Faits divers

La sanction est tombée

Geneviève Lhermitte, responsable, est déclarée coupable

Procès Lhermitte: la défense perplexe


NIVELLES La cour d'assises du Brabant wallon a condamné vendredi Geneviève Lhermitte à la perpétuité pour l'assassinat de ces cinq enfants, qu'elle a égorgés le 28 février 2007 avant de tenter de se suicider.

Aucune circonstance atténuante n'a été retenue pour Geneviève Lhermitte dans cet arrêt aux attendus très durs au sujet de "faits particulièrement atroces". Ni le sentiment d'isolement, ni la personnalité dépressive de l'accusée, ni sa volonté de sortir par un suicide d'une situation qu'elle considérait comme une impasse ne peut justifier cette extrême violence, ont noté la cour et le jury dans leur arrêt.

Ils ont souligné que, même si elle a exprimé des regrets, il y a un manque de prise de conscience de sa responsabilité chez Geneviève Lhermitte.

L'arrêt souligne ainsi que, depuis les faits, l'accusée n'a cessé de chercher des justifications par des événements invérifiables et en imputant la responsabilité à son mari et au Dr Schaar, "un homme qui s'est impliqué" pour la famille.

"Je vous incite à subir cette peine et à mettre à profit cette épreuve pour reprendre un jour pied dans la société. Un jour vous reprendrez pied dans cette société qui pour le moment vous écarte d'elle", a conclu le président de la cour d'assises.

Geneviève Lhermitte a toujours reconnu la matérialité des faits. Alors que son mari devait rentrer du Maroc plus tard dans cette journée du 28 février 2007, Geneviève Lhermitte, 42 ans, a appelé à l'étage sa fille Mina, âgée de 7 ans, prétextant une surprise. Elle l'a étranglée, avant de l'égorger avec un couteau de cuisine.

Elle a fait de même avec Mehdi (3 ans et demi). Dans l'heure qui a suivi, elle a étranglé, après les avoir appelées l'une après l'autre, Myriam (9 ans), Nora (12 ans) et Yasmine (14 ans), lavant le couteau entre chacun des crimes.

Les deux aînées, Nora (12 ans) et Yasmina (14 ans), se sont défendues avec acharnement, ont montré les rapports des légistes.

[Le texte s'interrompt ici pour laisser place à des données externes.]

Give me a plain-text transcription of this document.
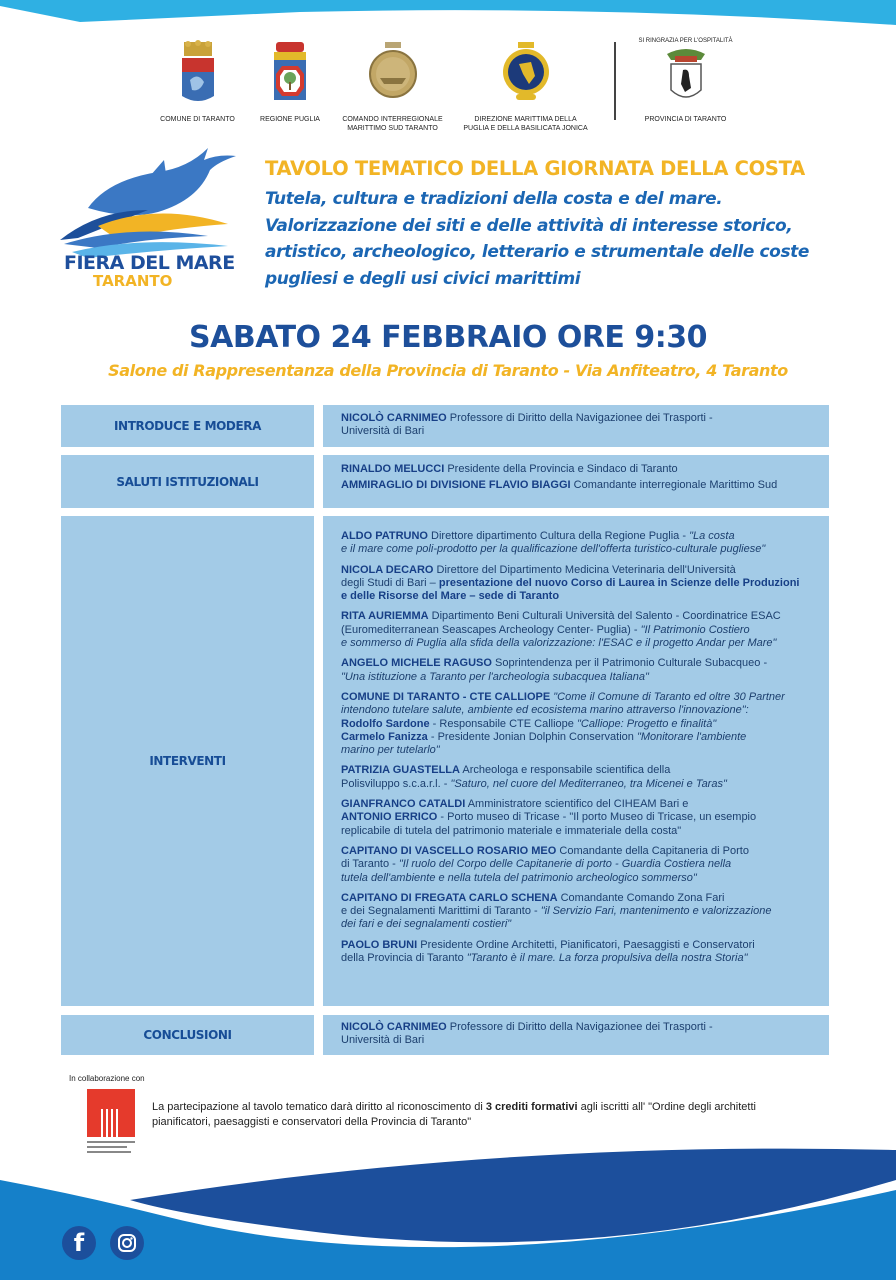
COMUNE DI TARANTO	REGIONE PUGLIA	COMANDO INTERREGIONALE
MARITTIMO SUD TARANTO
DIREZIONE MARITTIMA DELLA
PUGLIA E DELLA BASILICATA JONICA
SI RINGRAZIA PER L'OSPITALITÀ
PROVINCIA DI TARANTO
FIERA DEL MARE
TARANTO
TAVOLO TEMATICO DELLA GIORNATA DELLA COSTA
Tutela, cultura e tradizioni della costa e del mare.
Valorizzazione dei siti e delle attività di interesse storico,
artistico, archeologico, letterario e strumentale delle coste
pugliesi e degli usi civici marittimi
SABATO 24 FEBBRAIO ORE 9:30
Salone di Rappresentanza della Provincia di Taranto - Via Anfiteatro, 4 Taranto
INTRODUCE E MODERA
NICOLÒ CARNIMEO Professore di Diritto della Navigazionee dei Trasporti -
Università di Bari
SALUTI ISTITUZIONALI
RINALDO MELUCCI Presidente della Provincia e Sindaco di Taranto
AMMIRAGLIO DI DIVISIONE FLAVIO BIAGGI Comandante interregionale Marittimo Sud
INTERVENTI
ALDO PATRUNO Direttore dipartimento Cultura della Regione Puglia - "La costa
e il mare come poli-prodotto per la qualificazione dell'offerta turistico-culturale pugliese"
NICOLA DECARO Direttore del Dipartimento Medicina Veterinaria dell'Università
degli Studi di Bari – presentazione del nuovo Corso di Laurea in Scienze delle Produzioni
e delle Risorse del Mare – sede di Taranto
RITA AURIEMMA Dipartimento Beni Culturali Università del Salento - Coordinatrice ESAC
(Euromediterranean Seascapes Archeology Center- Puglia) - "Il Patrimonio Costiero
e sommerso di Puglia alla sfida della valorizzazione: l'ESAC e il progetto Andar per Mare"
ANGELO MICHELE RAGUSO Soprintendenza per il Patrimonio Culturale Subacqueo -
"Una istituzione a Taranto per l'archeologia subacquea Italiana"
COMUNE DI TARANTO - CTE CALLIOPE "Come il Comune di Taranto ed oltre 30 Partner
intendono tutelare salute, ambiente ed ecosistema marino attraverso l'innovazione":
Rodolfo Sardone - Responsabile CTE Calliope "Calliope: Progetto e finalità"
Carmelo Fanizza - Presidente Jonian Dolphin Conservation "Monitorare l'ambiente
marino per tutelarlo"
PATRIZIA GUASTELLA Archeologa e responsabile scientifica della
Polisviluppo s.c.a.r.l. - "Saturo, nel cuore del Mediterraneo, tra Micenei e Taras"
GIANFRANCO CATALDI Amministratore scientifico del CIHEAM Bari e
ANTONIO ERRICO - Porto museo di Tricase - "Il porto Museo di Tricase, un esempio
replicabile di tutela del patrimonio materiale e immateriale della costa"
CAPITANO DI VASCELLO ROSARIO MEO Comandante della Capitaneria di Porto
di Taranto - "Il ruolo del Corpo delle Capitanerie di porto - Guardia Costiera nella
tutela dell'ambiente e nella tutela del patrimonio archeologico sommerso"
CAPITANO DI FREGATA CARLO SCHENA Comandante Comando Zona Fari
e dei Segnalamenti Marittimi di Taranto - "il Servizio Fari, mantenimento e valorizzazione
dei fari e dei segnalamenti costieri"
PAOLO BRUNI Presidente Ordine Architetti, Pianificatori, Paesaggisti e Conservatori
della Provincia di Taranto "Taranto è il mare. La forza propulsiva della nostra Storia"
CONCLUSIONI
NICOLÒ CARNIMEO Professore di Diritto della Navigazionee dei Trasporti -
Università di Bari
In collaborazione con
La partecipazione al tavolo tematico darà diritto al riconoscimento di 3 crediti formativi agli iscritti all' "Ordine degli architetti
pianificatori, paesaggisti e conservatori della Provincia di Taranto"
f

Geneviève Lhermitte a placé les corps de ses enfants sur des lits, disposé des peluches dans les bras de certains avant de s'enfoncer le couteau profondément dans le thorax. Toujours consciente, elle a appelé la police.

"J'ai pris ma décision de partir avec mes enfants très loin et pour toujours", avait-elle expliqué dans une lettre laissée à une amie une heure avant son geste.

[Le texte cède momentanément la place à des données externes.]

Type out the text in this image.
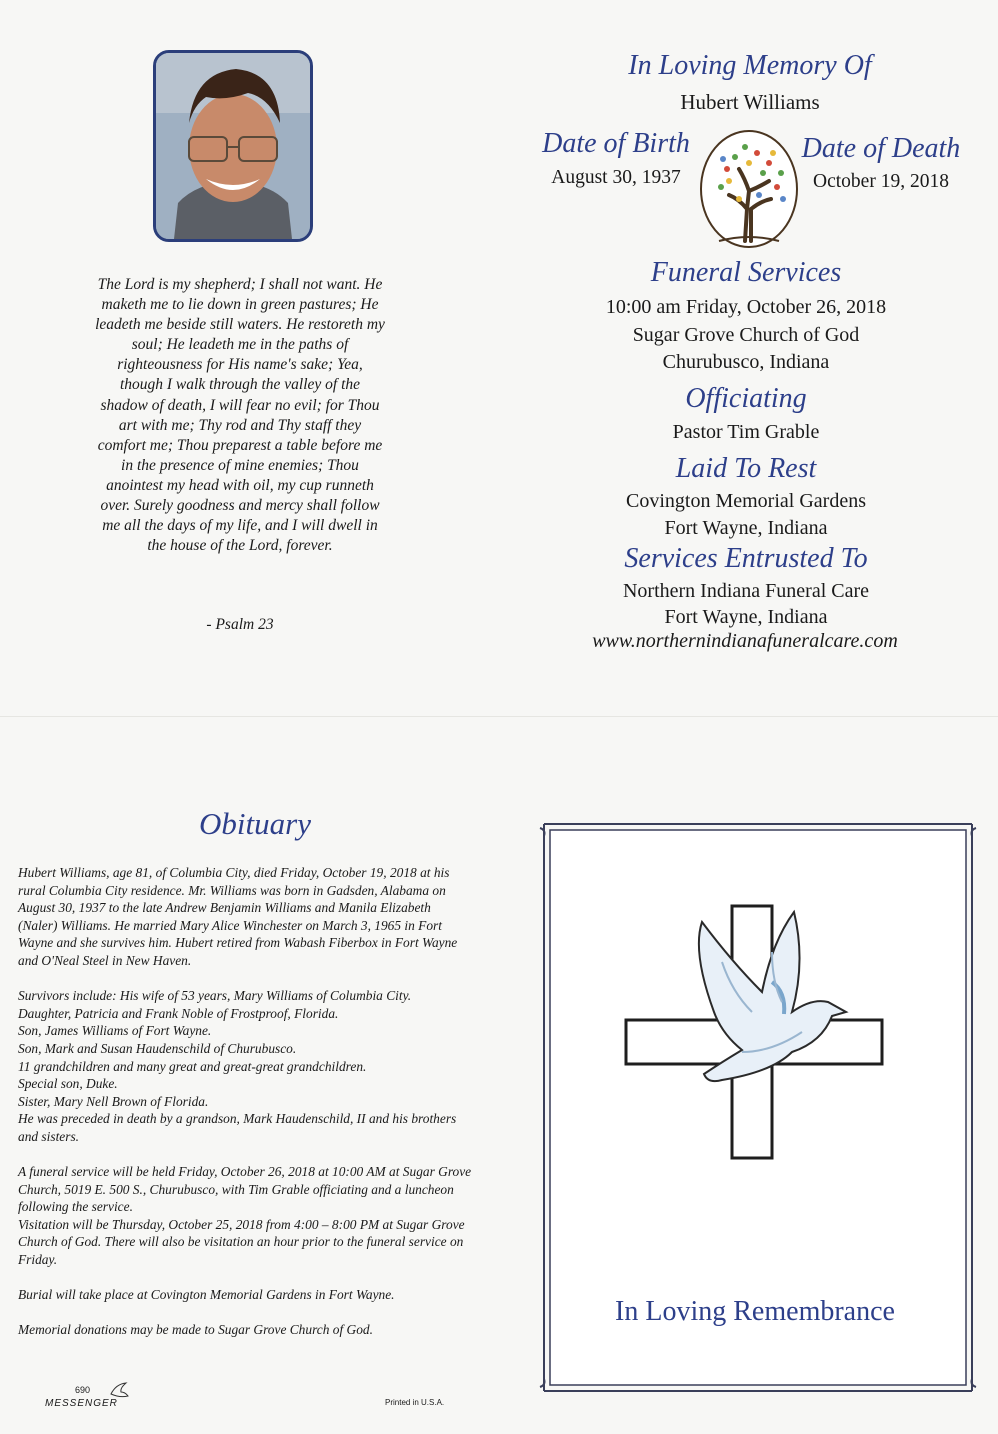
The Lord is my shepherd; I shall not want. He maketh me to lie down in green pastures; He leadeth me beside still waters. He restoreth my soul; He leadeth me in the paths of righteousness for His name's sake; Yea, though I walk through the valley of the shadow of death, I will fear no evil; for Thou art with me; Thy rod and Thy staff they comfort me; Thou preparest a table before me in the presence of mine enemies; Thou anointest my head with oil, my cup runneth over. Surely goodness and mercy shall follow me all the days of my life, and I will dwell in the house of the Lord, forever.
- Psalm 23
In Loving Memory Of
Hubert Williams
Date of Birth
August 30, 1937
Date of Death
October 19, 2018
Funeral Services
10:00 am Friday, October 26, 2018
Sugar Grove Church of God
Churubusco, Indiana
Officiating
Pastor Tim Grable
Laid To Rest
Covington Memorial Gardens
Fort Wayne, Indiana
Services Entrusted To
Northern Indiana Funeral Care
Fort Wayne, Indiana
www.northernindianafuneralcare.com
Obituary

Hubert Williams, age 81, of Columbia City, died Friday, October 19, 2018 at his rural Columbia City residence. Mr. Williams was born in Gadsden, Alabama on August 30, 1937 to the late Andrew Benjamin Williams and Manila Elizabeth (Naler) Williams. He married Mary Alice Winchester on March 3, 1965 in Fort Wayne and she survives him. Hubert retired from Wabash Fiberbox in Fort Wayne and O'Neal Steel in New Haven.

Survivors include: His wife of 53 years, Mary Williams of Columbia City.
Daughter, Patricia and Frank Noble of Frostproof, Florida.
Son, James Williams of Fort Wayne.
Son, Mark and Susan Haudenschild of Churubusco.
11 grandchildren and many great and great-great grandchildren.
Special son, Duke.
Sister, Mary Nell Brown of Florida.

He was preceded in death by a grandson, Mark Haudenschild, II and his brothers and sisters.

A funeral service will be held Friday, October 26, 2018 at 10:00 AM at Sugar Grove Church, 5019 E. 500 S., Churubusco, with Tim Grable officiating and a luncheon following the service.

Visitation will be Thursday, October 25, 2018 from 4:00 – 8:00 PM at Sugar Grove Church of God. There will also be visitation an hour prior to the funeral service on Friday.

Burial will take place at Covington Memorial Gardens in Fort Wayne.

Memorial donations may be made to Sugar Grove Church of God.

690
MESSENGER	Printed in U.S.A.
In Loving Remembrance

Dépressive, Geneviève Lhermitte avait déposé la veille un courrier d'appel à l'aide à son psychiatre traitant, en vue d'être reçue en urgence. Le Dr Veldekens n'y avait pas donné suite. Il n'a divulgué sa teneur que la semaine dernière. Elle y évoquait l'idée de se suicider et d'emporter avec elle ses enfants car il n'y a plus d'avenir.

Ce courrier a conduit les experts psychiatres à revoir leurs conclusions. Ils ont estimé mardi devant la cour d'assises qu'un tel courrier, qui aurait nécessité une hospitalisation d'urgence, montrait que Geneviève Lhermitte était dans un état de déséquilibre mental grave la rendant incapable du contrôle de ses actes, au moment des faits.

Dans leur verdict, les jurés n'ont pas retenu cette irresponsabilité qui aurait conduit à l'internement de Geneviève Lhermitte. Ils l'ont déclarée coupable d'assassinat et ont estimé qu'elle n'était pas actuellement dans un état de déséquilibre mental grave.

Leur verdict est conforme au réquisitoire du ministère public qui avait estimé jeudi qu'un état de déséquilibre mental était difficilement conciliable avec le caractère "méthodique, réfléchi et organisé" des cinq égorgements.

Les parties civiles penchaient également pour l'application d'une sanction pénale plutôt que d'une mesure d'internement prise en vertu de la loi de défense sociale.

"Qui peut douter que dans un état autre qu'un déséquilibre mental, elle pouvait faire du mal à ses enfants? ", avait plaidé la défense de Geneviève Lhermitte qui a dit que l'arrêt, qui condamne sa cliente à la perpétuité, la laissait perplexe car aucun mobile n'était retenu.